Although efforts to create a police force were made in the past, recent efforts are proving to be more successful – and longer lasting than previous attempts due, in part, to progress made by the Iraqi Army during the Constitutional Referendum and National Elections, said Maj. Robert Rice, the officer in charge of the local Police Partnership Program.
“These recruiting drives have been an ongoing effort,” he said. “But, this is the first time we’ve seen a significant opportunity for sustained success. We now have the support of the tribal sheiks, governor and people. For the first time, it looks like a large number of people want to participate and become police officers in their neighborhoods.”
Getting the support of the local leadership was key to the success of the elections and the overall security of the city. Without their help, the past elections and current police-recruiting drive would not have been as successful as they have been.
“A lot of this success goes back to November when we began engaging the local leadership and working through them to increase participation,” Rice said. “That engagement led to the people wanting to participate, which, in turn, led to the great turnout at the elections.
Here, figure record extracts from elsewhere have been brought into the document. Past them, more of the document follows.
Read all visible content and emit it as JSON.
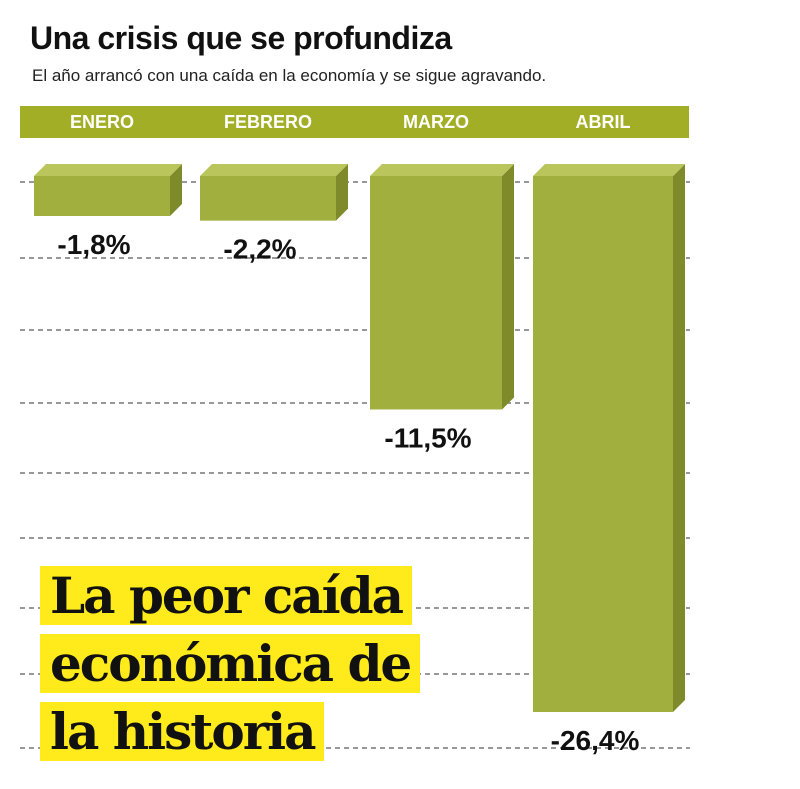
{
  "title": "Una crisis que se profundiza",
  "subtitle": "El año arrancó con una caída en la economía y se sigue agravando.",
  "headline": [
    "La peor caída",
    "económica de",
    "la historia"
  ],
  "colors": {
    "band": "#a3ae27",
    "bar_front": "#a1af3e",
    "bar_top": "#bac65c",
    "bar_side": "#7f8b2b",
    "gridline": "#777777",
    "highlight": "#ffeb1b"
  },
  "chart_data": {
    "type": "bar",
    "categories": [
      "ENERO",
      "FEBRERO",
      "MARZO",
      "ABRIL"
    ],
    "values": [
      -1.8,
      -2.2,
      -11.5,
      -26.4
    ],
    "data_labels": [
      "-1,8%",
      "-2,2%",
      "-11,5%",
      "-26,4%"
    ],
    "unit": "%",
    "ylim": [
      -26.4,
      0
    ],
    "grid": true,
    "bar_style": "3d"
  }
}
It’s that enthusiasm that has led to this opportunity.”
This success comes as somewhat of a surprise to the Marines and civilians running the recruiting process after the poor turnout and results of previous recruiting attempts, said John Weiss, an international police liaison officer from Palm Beach Gardens, Fla.
“The last time we had a recruiting drive, we prepared more than 400 packages and in four days we had 14 people show up,” he said. “This time we had more than 1,000 show up ready to ship to training despite a suicide bomber. It shows the progress we are making. Three months ago people were too afraid to be seen around coalition forces. Now they won’t be denied the chance to participate.”
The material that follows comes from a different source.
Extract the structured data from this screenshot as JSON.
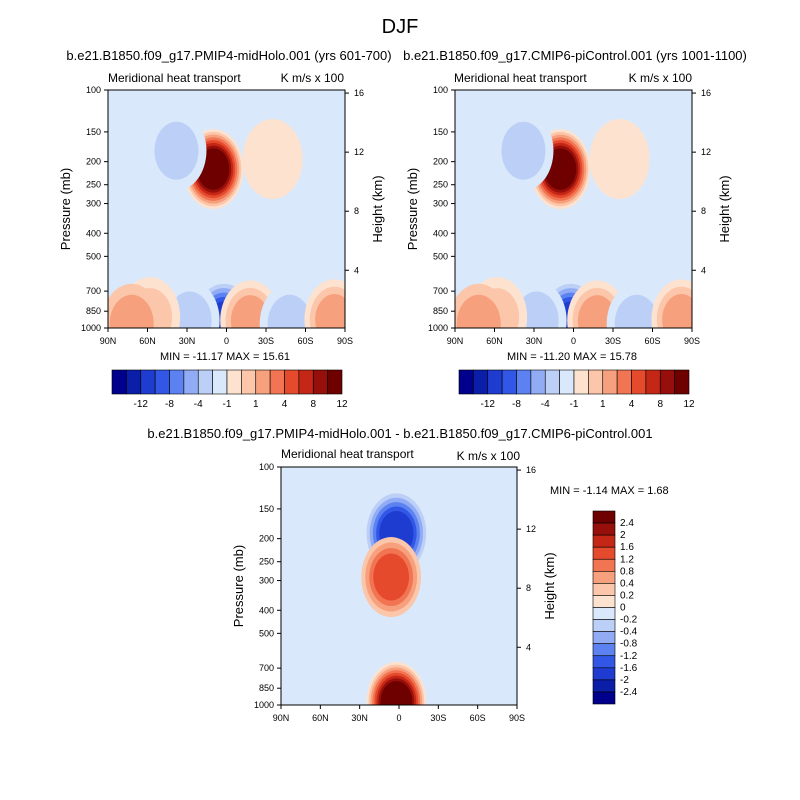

During the recruiting drive, an estimated 1,000 applicants were approved and became, in effect, the first Iraqis here to take responsibility for the safety of their fellow citizens. However, about midway through the registration process, a suicide bomb blast killed more than 60 people waiting in line and injured many more.
“The suicide bombing was something that backfired for the insurgency here,” said Rice.
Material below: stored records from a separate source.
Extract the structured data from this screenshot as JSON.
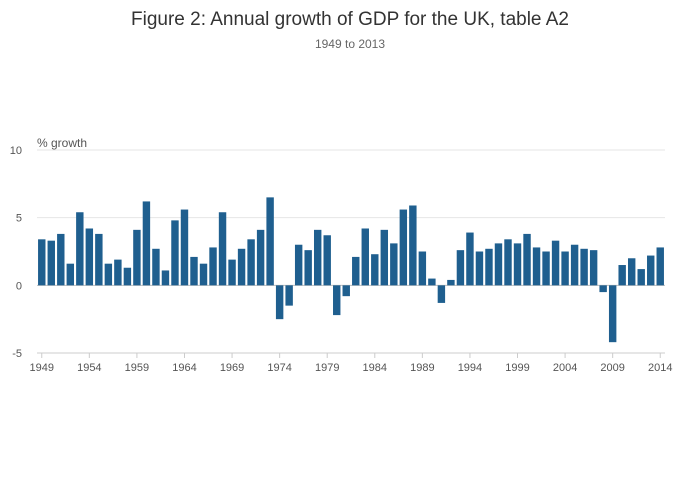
{
  "chart_data": {
    "type": "bar",
    "title": "Figure 2: Annual growth of GDP for the UK, table A2",
    "subtitle": "1949 to 2013",
    "unit_label": "% growth",
    "xlabel": "",
    "ylabel": "",
    "ylim": [
      -5,
      10
    ],
    "yticks": [
      "10",
      "5",
      "0",
      "-5"
    ],
    "xticks": [
      "1949",
      "1954",
      "1959",
      "1964",
      "1969",
      "1974",
      "1979",
      "1984",
      "1989",
      "1994",
      "1999",
      "2004",
      "2009",
      "2014"
    ],
    "grid": true,
    "colors": {
      "bar": "#1f5f8f"
    },
    "x": [
      1949,
      1950,
      1951,
      1952,
      1953,
      1954,
      1955,
      1956,
      1957,
      1958,
      1959,
      1960,
      1961,
      1962,
      1963,
      1964,
      1965,
      1966,
      1967,
      1968,
      1969,
      1970,
      1971,
      1972,
      1973,
      1974,
      1975,
      1976,
      1977,
      1978,
      1979,
      1980,
      1981,
      1982,
      1983,
      1984,
      1985,
      1986,
      1987,
      1988,
      1989,
      1990,
      1991,
      1992,
      1993,
      1994,
      1995,
      1996,
      1997,
      1998,
      1999,
      2000,
      2001,
      2002,
      2003,
      2004,
      2005,
      2006,
      2007,
      2008,
      2009,
      2010,
      2011,
      2012,
      2013,
      2014
    ],
    "values": [
      3.4,
      3.3,
      3.8,
      1.6,
      5.4,
      4.2,
      3.8,
      1.6,
      1.9,
      1.3,
      4.1,
      6.2,
      2.7,
      1.1,
      4.8,
      5.6,
      2.1,
      1.6,
      2.8,
      5.4,
      1.9,
      2.7,
      3.4,
      4.1,
      6.5,
      -2.5,
      -1.5,
      3.0,
      2.6,
      4.1,
      3.7,
      -2.2,
      -0.8,
      2.1,
      4.2,
      2.3,
      4.1,
      3.1,
      5.6,
      5.9,
      2.5,
      0.5,
      -1.3,
      0.4,
      2.6,
      3.9,
      2.5,
      2.7,
      3.1,
      3.4,
      3.1,
      3.8,
      2.8,
      2.5,
      3.3,
      2.5,
      3.0,
      2.7,
      2.6,
      -0.5,
      -4.2,
      1.5,
      2.0,
      1.2,
      2.2,
      2.8
    ]
  }
}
Despite the attack, many of the people waiting to enter the site stayed to finish the registration process.
“It was quite encouraging actually, to see a couple of guys who were wounded by shrapnel refuse to leave until they had applied,” he said.
After the applicants were processed and accepted for training, they were given instructions to come back approximately a week later for transport to their basic training in Baghdad.
“Once there, they will spend 10 weeks going through basic police instruction. When they get back from the academy, we will get them coordinated and ready to begin working the streets of Ramadi.”
One of the first men to be processed through and declared fit to ship was former Iraqi officer Ala’a Marzok. Although a veteran of the battles against the insurgency here in Iraq, this time he had a more personal reason for joining the police force.
“I need the situation to be safe here,” he said. “My brother was killed by insurgents. We need to kill them before they kill us.”
Despite the dangers to themselves and their families, the lines of men applying to become police officers here and around Iraq are proof that the battle against the insurgency is being won and that peace can be established in Iraq.